I don’t think it is an innocent mistake. If it were so that is the failure to notice the difference between doctrine of res judicata and stare decisis (precedent). Their agenda was to rule the country using judiciary as a pawn. They emasculated the Parliament by asserting that the judgment of the Supreme Court in Kesavananda Bharati is the law of the land, binding on the citizens who were not parties to the case and the posterity. The powerful lobby in Delhi further usurped to themselves the executive and legislative powers of “we the people”, using PIL as a tool. A powerful lawyer in Delhi, a PIL Petitioner today claiming himself to represent the people of this country file PILs and decide what falls in the province of the executive and legislative policy. They using PIL even rewrote the constitution and decided that judges shall appoint themselves. The constitution does not contain any provision for Collegium. They created it by further cementing the myth that judgements of the Supreme Court are law of the land which will prevail over the written constitution. Alas, in the NJAC case, the Supreme Court held that a judgement of the Supreme Court in Judges 2 case is the basic structure of the constitution and it cannot be dismantled even by a Constitution amendment.

I know for certain that the elite class of lawyers staunchly support and safeguard the myth which best serves their vested interests, the judgements of the Supreme Court is the law of the land.

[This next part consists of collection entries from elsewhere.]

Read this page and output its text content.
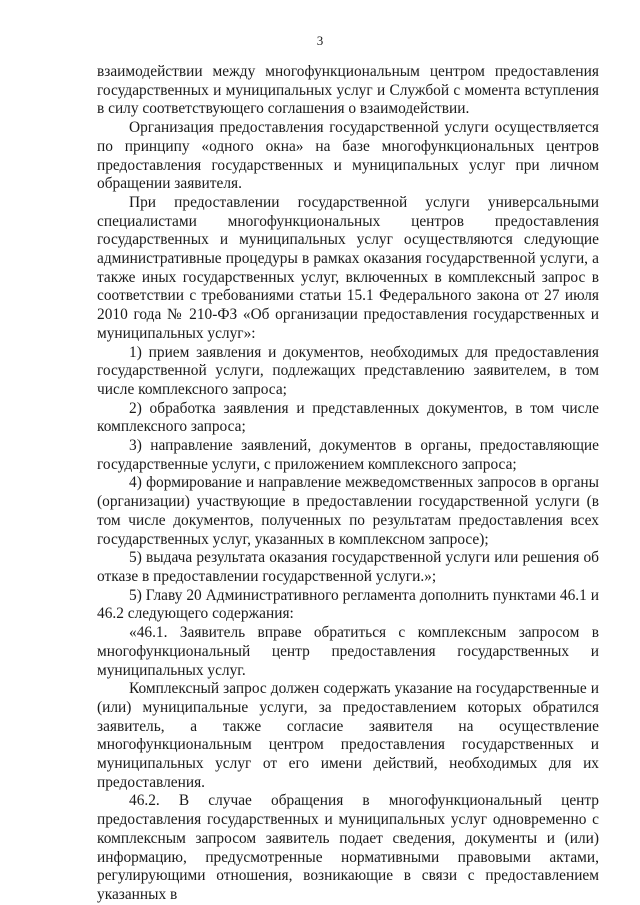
3

взаимодействии между многофункциональным центром предоставления государственных и муниципальных услуг и Службой с момента вступления в силу соответствующего соглашения о взаимодействии.

Организация предоставления государственной услуги осуществляется по принципу «одного окна» на базе многофункциональных центров предоставления государственных и муниципальных услуг при личном обращении заявителя.

При предоставлении государственной услуги универсальными специалистами многофункциональных центров предоставления государственных и муниципальных услуг осуществляются следующие административные процедуры в рамках оказания государственной услуги, а также иных государственных услуг, включенных в комплексный запрос в соответствии с требованиями статьи 15.1 Федерального закона от 27 июля 2010 года № 210-ФЗ «Об организации предоставления государственных и муниципальных услуг»:

1) прием заявления и документов, необходимых для предоставления государственной услуги, подлежащих представлению заявителем, в том числе комплексного запроса;

2) обработка заявления и представленных документов, в том числе комплексного запроса;

3) направление заявлений, документов в органы, предоставляющие государственные услуги, с приложением комплексного запроса;

4) формирование и направление межведомственных запросов в органы (организации) участвующие в предоставлении государственной услуги (в том числе документов, полученных по результатам предоставления всех государственных услуг, указанных в комплексном запросе);

5) выдача результата оказания государственной услуги или решения об отказе в предоставлении государственной услуги.»;

5) Главу 20 Административного регламента дополнить пунктами 46.1 и 46.2 следующего содержания:

«46.1. Заявитель вправе обратиться с комплексным запросом в многофункциональный центр предоставления государственных и муниципальных услуг.

Комплексный запрос должен содержать указание на государственные и (или) муниципальные услуги, за предоставлением которых обратился заявитель, а также согласие заявителя на осуществление многофункциональным центром предоставления государственных и муниципальных услуг от его имени действий, необходимых для их предоставления.

46.2. В случае обращения в многофункциональный центр предоставления государственных и муниципальных услуг одновременно с комплексным запросом заявитель подает сведения, документы и (или) информацию, предусмотренные нормативными правовыми актами, регулирующими отношения, возникающие в связи с предоставлением указанных в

Because an all powerful Supreme Court would mean that they could bring everything under the sun to the jurisdiction of the court and make rich dividends.

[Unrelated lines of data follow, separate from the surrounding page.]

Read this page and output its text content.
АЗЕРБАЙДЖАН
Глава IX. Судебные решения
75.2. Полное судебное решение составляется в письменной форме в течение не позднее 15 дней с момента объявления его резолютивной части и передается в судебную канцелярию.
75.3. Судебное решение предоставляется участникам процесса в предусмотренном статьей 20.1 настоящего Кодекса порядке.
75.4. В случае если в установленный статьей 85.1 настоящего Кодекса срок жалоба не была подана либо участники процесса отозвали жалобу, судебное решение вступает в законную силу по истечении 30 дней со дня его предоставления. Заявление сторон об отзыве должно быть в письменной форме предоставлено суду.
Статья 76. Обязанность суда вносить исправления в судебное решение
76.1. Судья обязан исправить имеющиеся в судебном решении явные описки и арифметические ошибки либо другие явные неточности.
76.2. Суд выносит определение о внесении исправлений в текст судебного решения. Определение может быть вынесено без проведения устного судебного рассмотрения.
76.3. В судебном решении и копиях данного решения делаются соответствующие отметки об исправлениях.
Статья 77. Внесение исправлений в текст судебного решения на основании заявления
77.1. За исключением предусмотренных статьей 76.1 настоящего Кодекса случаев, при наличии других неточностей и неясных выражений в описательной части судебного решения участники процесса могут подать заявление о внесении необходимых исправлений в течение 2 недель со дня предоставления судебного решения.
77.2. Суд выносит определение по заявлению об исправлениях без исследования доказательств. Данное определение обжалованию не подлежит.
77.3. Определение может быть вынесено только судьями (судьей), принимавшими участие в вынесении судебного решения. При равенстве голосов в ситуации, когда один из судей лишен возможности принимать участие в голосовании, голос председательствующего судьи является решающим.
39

There is another class of lawyers, the vast majority who genuinely believe that the judgements of the Supreme Court, a large mass in terms of numbers and volume contain new principles of law which the court has evolved for the first time where none existed.

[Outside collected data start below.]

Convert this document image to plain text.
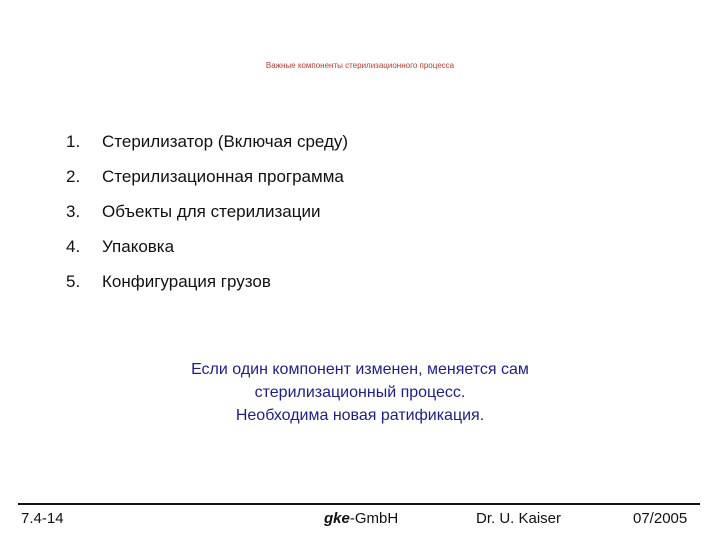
Важные компоненты стерилизационного процесса
1.	Стерилизатор (Включая среду)
2.	Стерилизационная программа
3.	Объекты для стерилизации
4.	Упаковка
5.	Конфигурация грузов
Если один компонент изменен, меняется сам
стерилизационный процесс.
Необходима новая ратификация.
7.4-14	gke-GmbH	Dr. U. Kaiser	07/2005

I have been a doubting Thomas for pretty long and particularly since 1994 when I went through the Judges-2 case to my great shock. The question which I have been raising, which no one has answered till date, if Article 141 means reason for the decision, a principle as a precedent, tell me one principle which never ever existed in common law which the Supreme Court has evolved for the first time. Nobody has been able to cite any principle except the basic structure and PIL, both has no foundation for jurisprudence. The British had codified common law principles into statutes, a mammoth task which they undertook soon after they took over the governance of India in 1858. There is no need for us to unduly cite large number of decisions in the course of the hearing and for the judges to refer them in their judgements because it is absolutely counter productive and meaningless. That will make the judgements break and the decisions less perverse and intelligible to the litigants. It will certainly mean a great disadvantage to the lawyers who make huge amounts of money and cause enormous waste of judicial time.

To part with, the solution I suggest is completely dispense with the practice of needless citations and long judgements. There are judges and lawyers who believe that they become immortal by using difficult and uncommon words by extensively relying on dictionaries and books on synonyms and idioms and phrases. We must consciously propagate that the best legal literature is the simplest one and our real model are the likes of Lord Dennis, Benjamin Curdazo , Vivian Bose, K.K. Mathew and not those who use flowerly and bombastic languages.

The recent judgement of Supreme Court in Pattaswami( right to privacy) is a classic example of how a subject which Justice Chettor Shankaran Nair in Madhavi vs Tilakan has dealt with in 4 pages being made incomprehensible one by a Constitution Bench of the Supreme Court by a judgment running into hundreds of pages.